ABSTRACT

Introduction As the twentieth century dawned, Darwin’s thought, as it awaited its theoretical vindication, had already long been ensconced in what has since been described as its ‘eclipse’. The evolutionary worldview, by contrast, was more alive than ever. In an epoch dominated by scientific materialism, the evolutionary philosophy of a French Jew, Henri Bergson (1859-1941), was to infuse that worldview with a new ethos in which religion and spirituality could be explored alongside science with unimpeachable intellectual respectability. This was because of his decisive contribution of making it possible to be at once religious and progressive.

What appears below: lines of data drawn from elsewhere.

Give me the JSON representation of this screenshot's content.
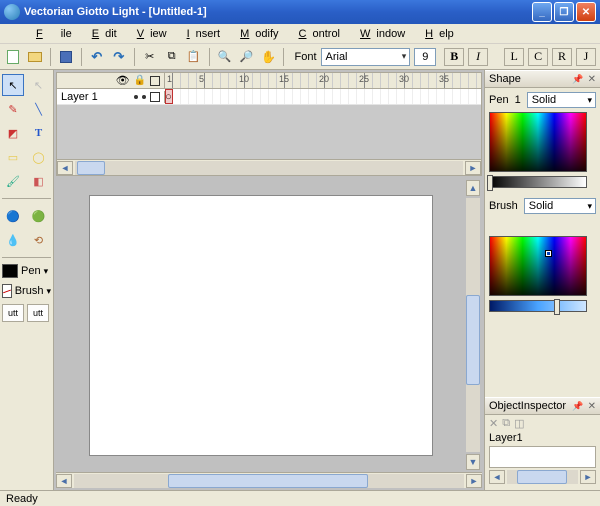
{
  "window": {
    "title": "Vectorian Giotto Light - [Untitled-1]"
  },
  "menu": {
    "file": "File",
    "edit": "Edit",
    "view": "View",
    "insert": "Insert",
    "modify": "Modify",
    "control": "Control",
    "window": "Window",
    "help": "Help"
  },
  "toolbar": {
    "font_label": "Font",
    "font_name": "Arial",
    "font_size": "9",
    "style_buttons": {
      "b": "B",
      "i": "I",
      "l": "L",
      "c": "C",
      "r": "R",
      "j": "J"
    }
  },
  "timeline": {
    "layer_name": "Layer 1",
    "ruler": [
      "1",
      "5",
      "10",
      "15",
      "20",
      "25",
      "30",
      "35"
    ]
  },
  "color_controls": {
    "pen_label": "Pen",
    "brush_label": "Brush",
    "utt": "utt"
  },
  "shape_panel": {
    "title": "Shape",
    "pen_label": "Pen",
    "pen_width": "1",
    "pen_style": "Solid",
    "brush_label": "Brush",
    "brush_style": "Solid"
  },
  "inspector": {
    "title": "ObjectInspector",
    "root": "Layer1"
  },
  "status": {
    "text": "Ready"
  }
}
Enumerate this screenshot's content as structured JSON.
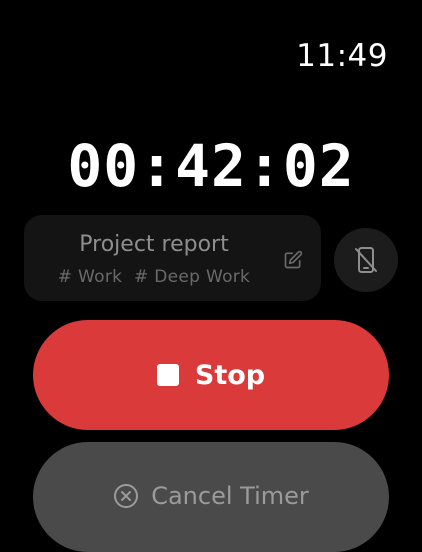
{
  "status_bar": {
    "time": "11:49"
  },
  "timer": {
    "elapsed": "00:42:02"
  },
  "task": {
    "title": "Project report",
    "tags": [
      "# Work",
      "# Deep Work"
    ],
    "edit_icon": "edit-icon"
  },
  "phone_toggle": {
    "icon": "phone-off-icon"
  },
  "stop_button": {
    "label": "Stop",
    "icon": "stop-icon",
    "color": "#db3a3b"
  },
  "cancel_button": {
    "label": "Cancel Timer",
    "icon": "close-circle-icon",
    "color": "#4a4a4a"
  }
}
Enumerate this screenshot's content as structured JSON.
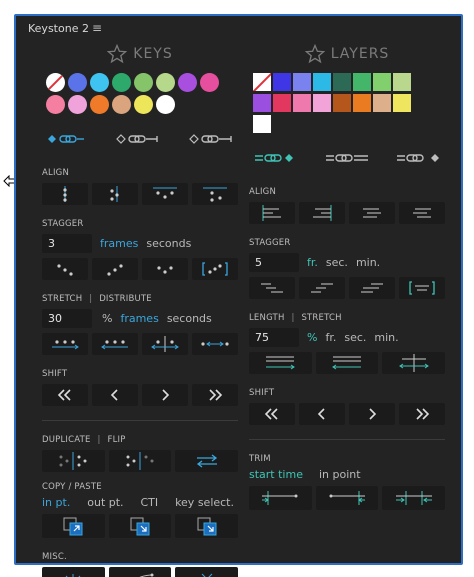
{
  "panel": {
    "title": "Keystone 2",
    "menu_icon": "hamburger-icon"
  },
  "keys": {
    "header": "KEYS",
    "swatches": [
      "none",
      "#5b73e8",
      "#3fc3f0",
      "#2daa6b",
      "#86c46a",
      "#b6d88a",
      "#a84fe0",
      "#e64f9e",
      "#f57fa0",
      "#f0a3da",
      "#ef7b2a",
      "#d9a47e",
      "#ede55a",
      "#ffffff"
    ],
    "selector": [
      "in-point",
      "mid",
      "out-point"
    ],
    "align_label": "ALIGN",
    "stagger_label": "STAGGER",
    "stagger_value": "3",
    "stagger_units": [
      "frames",
      "seconds"
    ],
    "stretch_label": "STRETCH",
    "distribute_label": "DISTRIBUTE",
    "stretch_value": "30",
    "stretch_units": [
      "%",
      "frames",
      "seconds"
    ],
    "shift_label": "SHIFT",
    "duplicate_label": "DUPLICATE",
    "flip_label": "FLIP",
    "copy_paste_label": "COPY / PASTE",
    "paste_modes": [
      "in pt.",
      "out pt.",
      "CTI",
      "key select."
    ],
    "misc_label": "MISC.",
    "separator": "|"
  },
  "layers": {
    "header": "LAYERS",
    "swatches": [
      "none",
      "#3f37e6",
      "#7a82ef",
      "#2cb9e6",
      "#2d6a55",
      "#44b66a",
      "#82cf6e",
      "#bad88d",
      "#9a4fe0",
      "#e2375f",
      "#ef78ad",
      "#f2a4d9",
      "#b5561c",
      "#eb7b21",
      "#ddb08b",
      "#f0e55f",
      "#ffffff"
    ],
    "align_label": "ALIGN",
    "stagger_label": "STAGGER",
    "stagger_value": "5",
    "stagger_units": [
      "fr.",
      "sec.",
      "min."
    ],
    "length_label": "LENGTH",
    "stretch_label": "STRETCH",
    "length_value": "75",
    "length_units": [
      "%",
      "fr.",
      "sec.",
      "min."
    ],
    "shift_label": "SHIFT",
    "trim_label": "TRIM",
    "trim_modes": [
      "start time",
      "in point"
    ],
    "separator": "|"
  },
  "colors": {
    "accent_blue": "#3aa6dd",
    "accent_teal": "#3fc4b6",
    "panel_bg": "#232323",
    "border": "#2d6fc4"
  }
}
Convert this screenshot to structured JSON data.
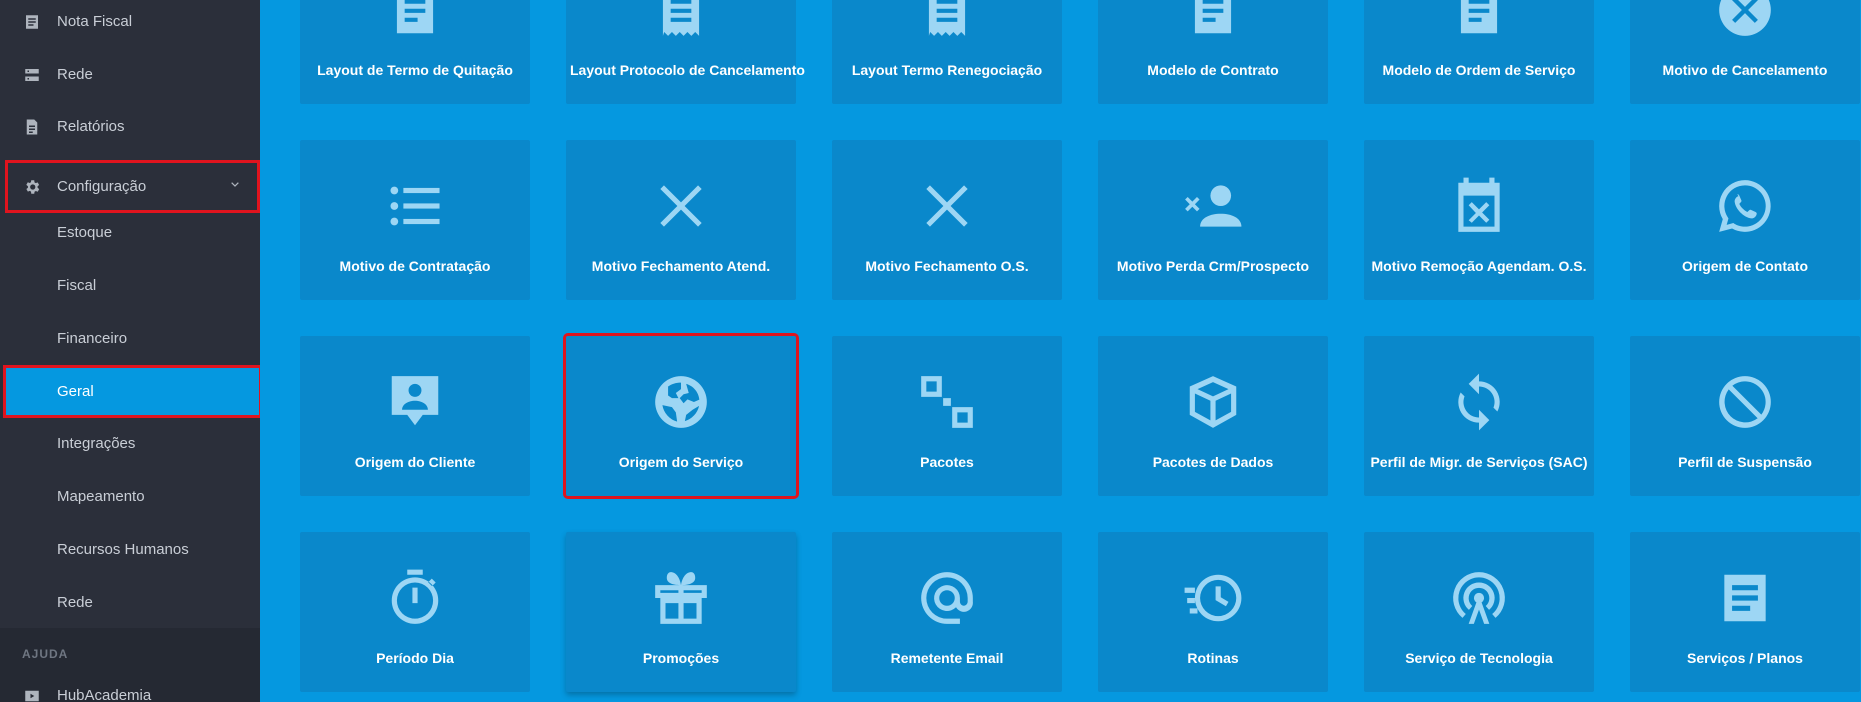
{
  "sidebar": {
    "items": [
      {
        "label": "Nota Fiscal",
        "icon": "receipt-icon"
      },
      {
        "label": "Rede",
        "icon": "server-icon"
      },
      {
        "label": "Relatórios",
        "icon": "document-icon"
      },
      {
        "label": "Configuração",
        "icon": "gear-icon",
        "expanded": true,
        "highlighted": true
      }
    ],
    "subitems": [
      {
        "label": "Estoque"
      },
      {
        "label": "Fiscal"
      },
      {
        "label": "Financeiro"
      },
      {
        "label": "Geral",
        "active": true,
        "highlighted": true
      },
      {
        "label": "Integrações"
      },
      {
        "label": "Mapeamento"
      },
      {
        "label": "Recursos Humanos"
      },
      {
        "label": "Rede"
      }
    ],
    "section_label": "AJUDA",
    "help_item": {
      "label": "HubAcademia",
      "icon": "play-icon"
    }
  },
  "tiles": [
    {
      "label": "Layout de Termo de Quitação",
      "icon": "document-icon"
    },
    {
      "label": "Layout Protocolo de Cancelamento",
      "icon": "receipt-icon"
    },
    {
      "label": "Layout Termo Renegociação",
      "icon": "receipt-icon"
    },
    {
      "label": "Modelo de Contrato",
      "icon": "document-icon"
    },
    {
      "label": "Modelo de Ordem de Serviço",
      "icon": "document-icon"
    },
    {
      "label": "Motivo de Cancelamento",
      "icon": "cancel-circle-icon"
    },
    {
      "label": "Motivo de Contratação",
      "icon": "list-icon"
    },
    {
      "label": "Motivo Fechamento Atend.",
      "icon": "close-icon"
    },
    {
      "label": "Motivo Fechamento O.S.",
      "icon": "close-icon"
    },
    {
      "label": "Motivo Perda Crm/Prospecto",
      "icon": "person-remove-icon"
    },
    {
      "label": "Motivo Remoção Agendam. O.S.",
      "icon": "calendar-remove-icon"
    },
    {
      "label": "Origem de Contato",
      "icon": "whatsapp-icon"
    },
    {
      "label": "Origem do Cliente",
      "icon": "person-message-icon"
    },
    {
      "label": "Origem do Serviço",
      "icon": "globe-icon",
      "highlighted": true
    },
    {
      "label": "Pacotes",
      "icon": "squares-icon"
    },
    {
      "label": "Pacotes de Dados",
      "icon": "package-icon"
    },
    {
      "label": "Perfil de Migr. de Serviços (SAC)",
      "icon": "sync-icon"
    },
    {
      "label": "Perfil de Suspensão",
      "icon": "block-icon"
    },
    {
      "label": "Período Dia",
      "icon": "timer-icon"
    },
    {
      "label": "Promoções",
      "icon": "gift-icon"
    },
    {
      "label": "Remetente Email",
      "icon": "at-icon"
    },
    {
      "label": "Rotinas",
      "icon": "history-icon"
    },
    {
      "label": "Serviço de Tecnologia",
      "icon": "antenna-icon"
    },
    {
      "label": "Serviços / Planos",
      "icon": "document-icon"
    }
  ],
  "colors": {
    "sidebar_bg": "#2b2f3a",
    "main_bg": "#0598e0",
    "tile_bg": "#0a88cb",
    "icon": "#9dd6f4",
    "highlight": "#e0141e"
  }
}
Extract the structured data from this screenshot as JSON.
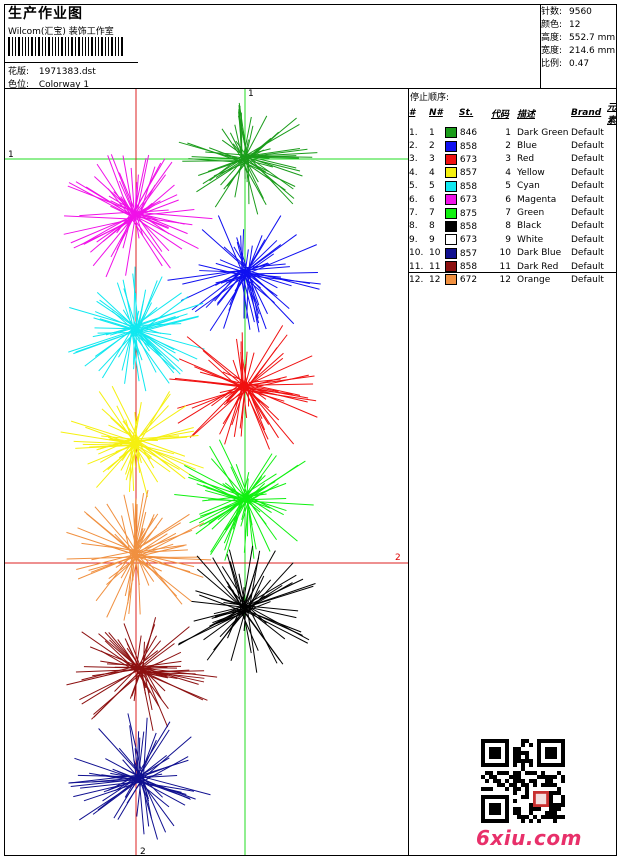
{
  "header": {
    "title": "生产作业图",
    "company": "Wilcom(汇宝) 装饰工作室",
    "design_label": "花版:",
    "design_value": "1971383.dst",
    "colorway_label": "色位:",
    "colorway_value": "Colorway 1"
  },
  "stats": [
    {
      "label": "针数:",
      "value": "9560"
    },
    {
      "label": "颜色:",
      "value": "12"
    },
    {
      "label": "高度:",
      "value": "552.7 mm"
    },
    {
      "label": "宽度:",
      "value": "214.6 mm"
    },
    {
      "label": "比例:",
      "value": "0.47"
    }
  ],
  "stop_sequence": {
    "label": "停止顺序:",
    "columns": [
      "#",
      "N#",
      "St.",
      "代码",
      "描述",
      "Brand",
      "元素"
    ],
    "rows": [
      {
        "idx": "1.",
        "n": "1",
        "color": "#1a9c1a",
        "st": "846",
        "code": "1",
        "desc": "Dark Green",
        "brand": "Default"
      },
      {
        "idx": "2.",
        "n": "2",
        "color": "#1010f0",
        "st": "858",
        "code": "2",
        "desc": "Blue",
        "brand": "Default"
      },
      {
        "idx": "3.",
        "n": "3",
        "color": "#f01010",
        "st": "673",
        "code": "3",
        "desc": "Red",
        "brand": "Default"
      },
      {
        "idx": "4.",
        "n": "4",
        "color": "#f5f010",
        "st": "857",
        "code": "4",
        "desc": "Yellow",
        "brand": "Default"
      },
      {
        "idx": "5.",
        "n": "5",
        "color": "#10e8f0",
        "st": "858",
        "code": "5",
        "desc": "Cyan",
        "brand": "Default"
      },
      {
        "idx": "6.",
        "n": "6",
        "color": "#f010e8",
        "st": "673",
        "code": "6",
        "desc": "Magenta",
        "brand": "Default"
      },
      {
        "idx": "7.",
        "n": "7",
        "color": "#10f010",
        "st": "875",
        "code": "7",
        "desc": "Green",
        "brand": "Default"
      },
      {
        "idx": "8.",
        "n": "8",
        "color": "#000000",
        "st": "858",
        "code": "8",
        "desc": "Black",
        "brand": "Default"
      },
      {
        "idx": "9.",
        "n": "9",
        "color": "#ffffff",
        "st": "673",
        "code": "9",
        "desc": "White",
        "brand": "Default"
      },
      {
        "idx": "10.",
        "n": "10",
        "color": "#101090",
        "st": "857",
        "code": "10",
        "desc": "Dark Blue",
        "brand": "Default"
      },
      {
        "idx": "11.",
        "n": "11",
        "color": "#8c1010",
        "st": "858",
        "code": "11",
        "desc": "Dark Red",
        "brand": "Default"
      },
      {
        "idx": "12.",
        "n": "12",
        "color": "#f09040",
        "st": "672",
        "code": "12",
        "desc": "Orange",
        "brand": "Default"
      }
    ]
  },
  "axes": {
    "green_label": "1",
    "red_label": "2"
  },
  "watermark": "6xiu.com"
}
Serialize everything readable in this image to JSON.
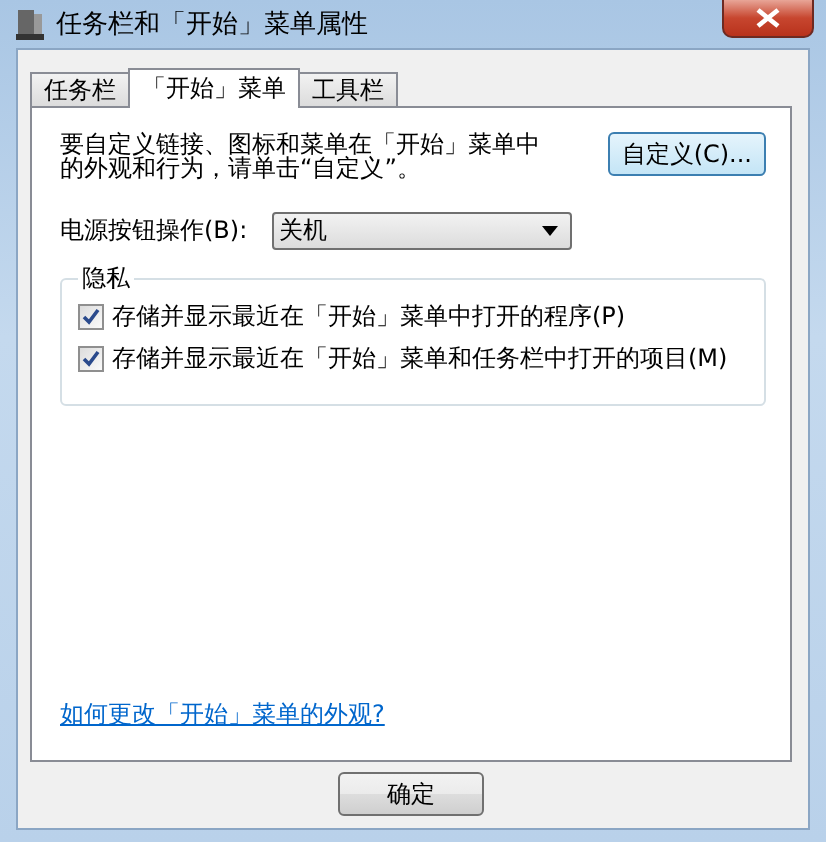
{
  "window": {
    "title": "任务栏和「开始」菜单属性"
  },
  "tabs": [
    {
      "label": "任务栏",
      "selected": false
    },
    {
      "label": "「开始」菜单",
      "selected": true
    },
    {
      "label": "工具栏",
      "selected": false
    }
  ],
  "intro": "要自定义链接、图标和菜单在「开始」菜单中的外观和行为，请单击“自定义”。",
  "customize_button": "自定义(C)...",
  "power_button": {
    "label": "电源按钮操作(B):",
    "value": "关机"
  },
  "privacy": {
    "title": "隐私",
    "options": [
      {
        "label": "存储并显示最近在「开始」菜单中打开的程序(P)",
        "checked": true
      },
      {
        "label": "存储并显示最近在「开始」菜单和任务栏中打开的项目(M)",
        "checked": true
      }
    ]
  },
  "help_link": "如何更改「开始」菜单的外观?",
  "buttons": [
    "确定"
  ]
}
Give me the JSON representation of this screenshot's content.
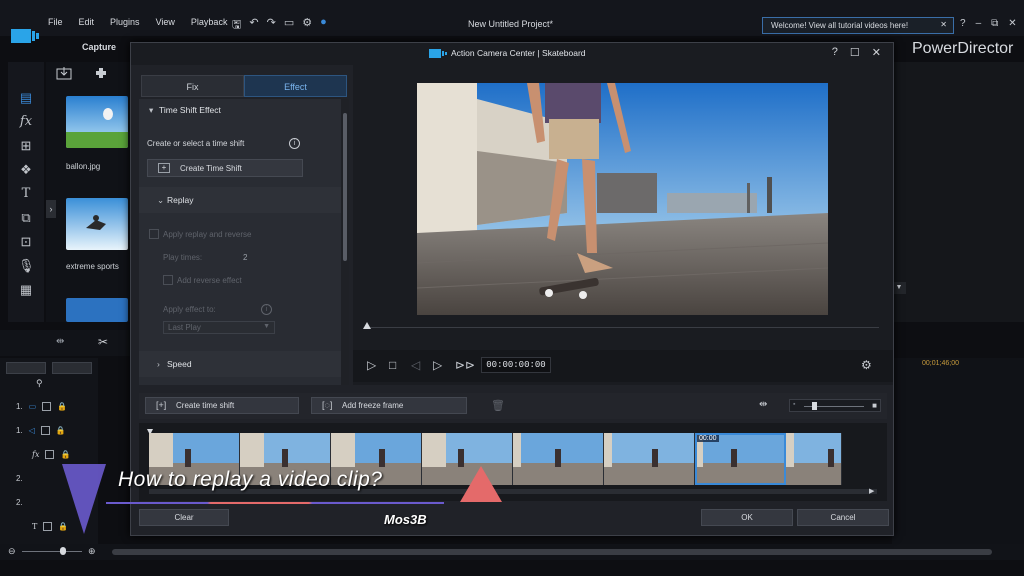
{
  "app": {
    "menu": [
      "File",
      "Edit",
      "Plugins",
      "View",
      "Playback"
    ],
    "project_title": "New Untitled Project*",
    "welcome_banner": "Welcome! View all tutorial videos here!",
    "close_glyph": "✕",
    "window_controls": [
      "?",
      "–",
      "⧉",
      "✕"
    ],
    "capture_tab": "Capture",
    "brand": "PowerDirector",
    "accent": "#3a8ad8"
  },
  "library": {
    "items": [
      {
        "label": "ballon.jpg"
      },
      {
        "label": "extreme sports"
      }
    ]
  },
  "timeline": {
    "right_time": "00;01;46;00",
    "tracks": [
      {
        "label": "1."
      },
      {
        "label": "1."
      },
      {
        "label": "fx"
      },
      {
        "label": "2."
      },
      {
        "label": "2."
      },
      {
        "label": "T"
      }
    ]
  },
  "dialog": {
    "title": "Action Camera Center | Skateboard",
    "controls": [
      "?",
      "☐",
      "✕"
    ],
    "tabs": [
      {
        "label": "Fix",
        "active": false
      },
      {
        "label": "Effect",
        "active": true
      }
    ],
    "time_shift_effect": {
      "heading": "Time Shift Effect",
      "prompt": "Create or select a time shift",
      "create_button": "Create Time Shift"
    },
    "replay": {
      "heading": "Replay",
      "apply_replay": "Apply replay and reverse",
      "play_times_label": "Play times:",
      "play_times_value": "2",
      "add_reverse": "Add reverse effect",
      "apply_effect_to": "Apply effect to:",
      "apply_effect_value": "Last Play"
    },
    "speed_heading": "Speed",
    "preview": {
      "timecode": "00:00:00:00"
    },
    "bottom_tools": {
      "create_time_shift": "Create time shift",
      "add_freeze_frame": "Add freeze frame"
    },
    "filmstrip": {
      "selected_index": 6,
      "selected_badge": "00:00"
    },
    "buttons": {
      "clear": "Clear",
      "ok": "OK",
      "cancel": "Cancel"
    }
  },
  "overlay": {
    "title": "How to replay a video clip?",
    "channel": "Mos3B"
  }
}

The reach of his influence included Muslims in and beyond the francophone world. One of them, Souleymane Bachir Diagne, boldly compares his influence to the decisive impact of Aristotelianism on earlier Islamic philosophers.1 Bergson hardly looks like a promising candidate for such a role. His philosophy, far from adding up to a system, has little explicit to say about God, and the Frenchman rejoices under the epithet of ‘anti-rationalist’. What he did offer was a way of integrating science and spirit within a single worldview which actually accorded the latter the upper hand, wrapping the whole within an evolutionary framework. It could be said that his project was to link the theory of evolution to the intimate human experience of temporality, converting the evolutionary worldview into a fully fledged philosophical doctrine.2 The result is a vision of cosmic man, heroic and Promethean. This chapter sets out to evaluate Diagne’s surprising claim and to examine how in actual fact Muslim thinkers responded creatively to the new intellectual mood generated by Bergson’s thought by exploiting it to fashion a new ‘founding moment’.